Éco-Business

Tout le secteur financier au pied du mur

La circulaire 19G de Bank Al-Maghrib, applicable à partir de l’exercice 2022, établit un classement des créances en souffrance compte tenu de leur degré de risque de perte : les créances pré-douteuses, les créances douteuses et les créances compromises. Afin d’embellir leurs résultats, certains établissements financiers avaient tendance à jouer la montre avant de reclasser les impayés dans la «bonne» catégorie. Les autorités monétaires ont décidé de mettre fin à ce micmac dans les écritures comptables.

Créances pré-douteuses : les encours des crédits amortissables dont une échéance n’est pas réglée 90 jours après son terme ; les encours des crédits remboursables en une seule échéance qui ne sont pas honorés 90 jours après leur terme ; les loyers des biens donnés en crédit-bail ou en location avec option d’achat, qui ne sont pas réglés 90 jours après leur terme ; les encours des crédits par décaissement et/ou par signature consentis à des contreparties dont la situation financière ne peut être évaluée faute de disponibilité de l’information ou de la documentation nécessaires à cet effet ; les encours des crédits par décaissement et/ou par signature dont le recouvrement total ou partiel est, indépendamment de tout impayé, susceptible d’être mis en cause en raison de considérations liées à la capacité de remboursement du débiteur (déséquilibre persistant de la situation financière, baisse significative du chiffre d’affaires, endettement excessif,…), des événements qui concernent les principaux dirigeants ou actionnaires (décès, dissolution, mise en liquidation,…), l’existence de problèmes de gestion ou de litiges entre les associés ou actionnaires, des difficultés au niveau du secteur d’activité dans lequel opère la contrepartie.

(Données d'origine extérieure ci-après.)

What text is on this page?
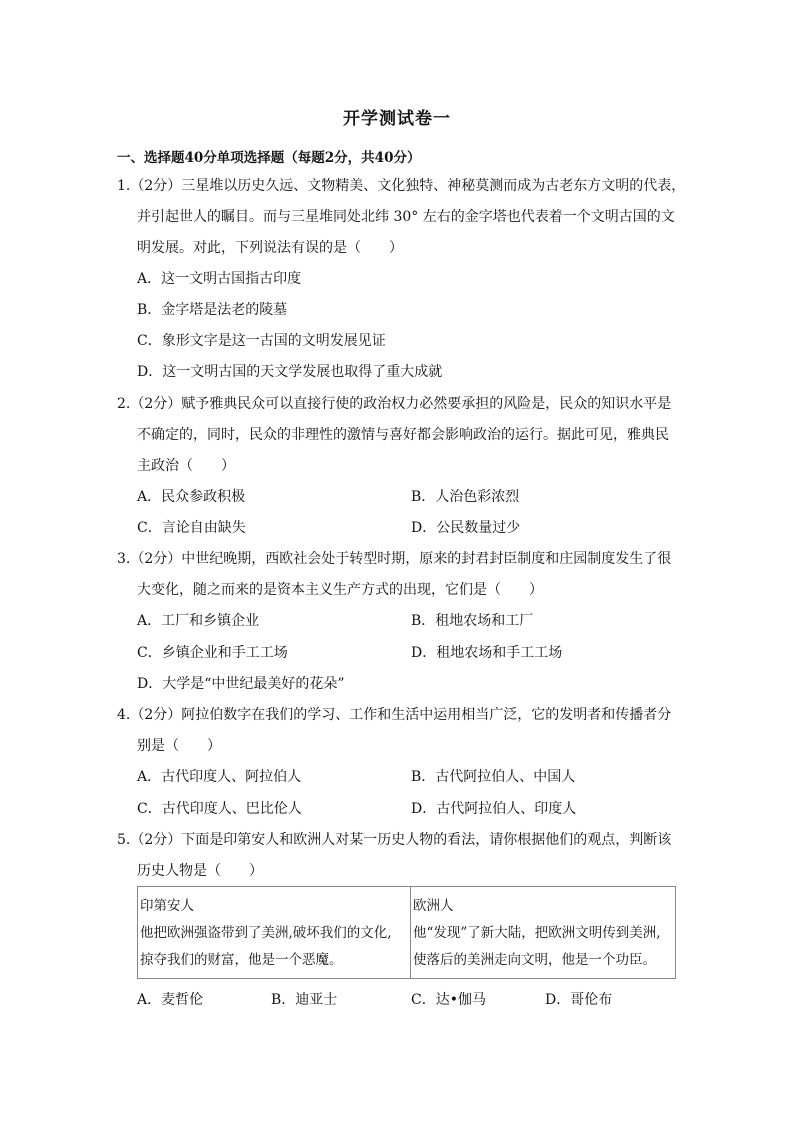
开学测试卷一
一、选择题40分单项选择题（每题2分，共40分）
1.（2分）三星堆以历史久远、文物精美、文化独特、神秘莫测而成为古老东方文明的代表，
并引起世人的瞩目。而与三星堆同处北纬 30° 左右的金字塔也代表着一个文明古国的文
明发展。对此，下列说法有误的是（　　）
A．这一文明古国指古印度
B．金字塔是法老的陵墓
C．象形文字是这一古国的文明发展见证
D．这一文明古国的天文学发展也取得了重大成就
2.（2分）赋予雅典民众可以直接行使的政治权力必然要承担的风险是，民众的知识水平是
不确定的，同时，民众的非理性的激情与喜好都会影响政治的运行。据此可见，雅典民
主政治（　　）
A．民众参政积极	B．人治色彩浓烈
C．言论自由缺失	D．公民数量过少
3.（2分）中世纪晚期，西欧社会处于转型时期，原来的封君封臣制度和庄园制度发生了很
大变化，随之而来的是资本主义生产方式的出现，它们是（　　）
A．工厂和乡镇企业	B．租地农场和工厂
C．乡镇企业和手工工场	D．租地农场和手工工场
D．大学是“中世纪最美好的花朵”
4.（2分）阿拉伯数字在我们的学习、工作和生活中运用相当广泛，它的发明者和传播者分
别是（　　）
A．古代印度人、阿拉伯人	B．古代阿拉伯人、中国人
C．古代印度人、巴比伦人	D．古代阿拉伯人、印度人
5.（2分）下面是印第安人和欧洲人对某一历史人物的看法，请你根据他们的观点，判断该
历史人物是（　　）
印第安人
他把欧洲强盗带到了美洲,破坏我们的文化,
掠夺我们的财富，他是一个恶魔。

欧洲人
他“发现”了新大陆，把欧洲文明传到美洲,
使落后的美洲走向文明，他是一个功臣。
A．麦哲伦	B．迪亚士	C．达•伽马	D．哥伦布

Créances douteuses: les soldes débiteurs des comptes à vue qui n’enregistrent pas, pendant une période de 180 jours, de mouvements créditeurs réels couvrant au moins le montant des agios imputés à ces comptes ainsi qu’une partie significative desdits soldes débiteurs; les encours des crédits amortissables dont une échéance n’est pas réglée 180 jours après son terme ; les encours des crédits remboursables en une seule échéance, qui ne sont pas honorés 180 jours après leur terme ; les loyers des biens donnés en crédit-bail ou en location avec option d’achat, qui ne sont pas réglés 180 jours après leur terme ; les encours des crédits par décaissement et/ou par signature consentis à des contreparties déclarées en redressement judiciaire ; les encours des crédits par décaissement et/ou par signature dont le recouvrement total ou partiel est, indépendamment de tout impayé, incertain.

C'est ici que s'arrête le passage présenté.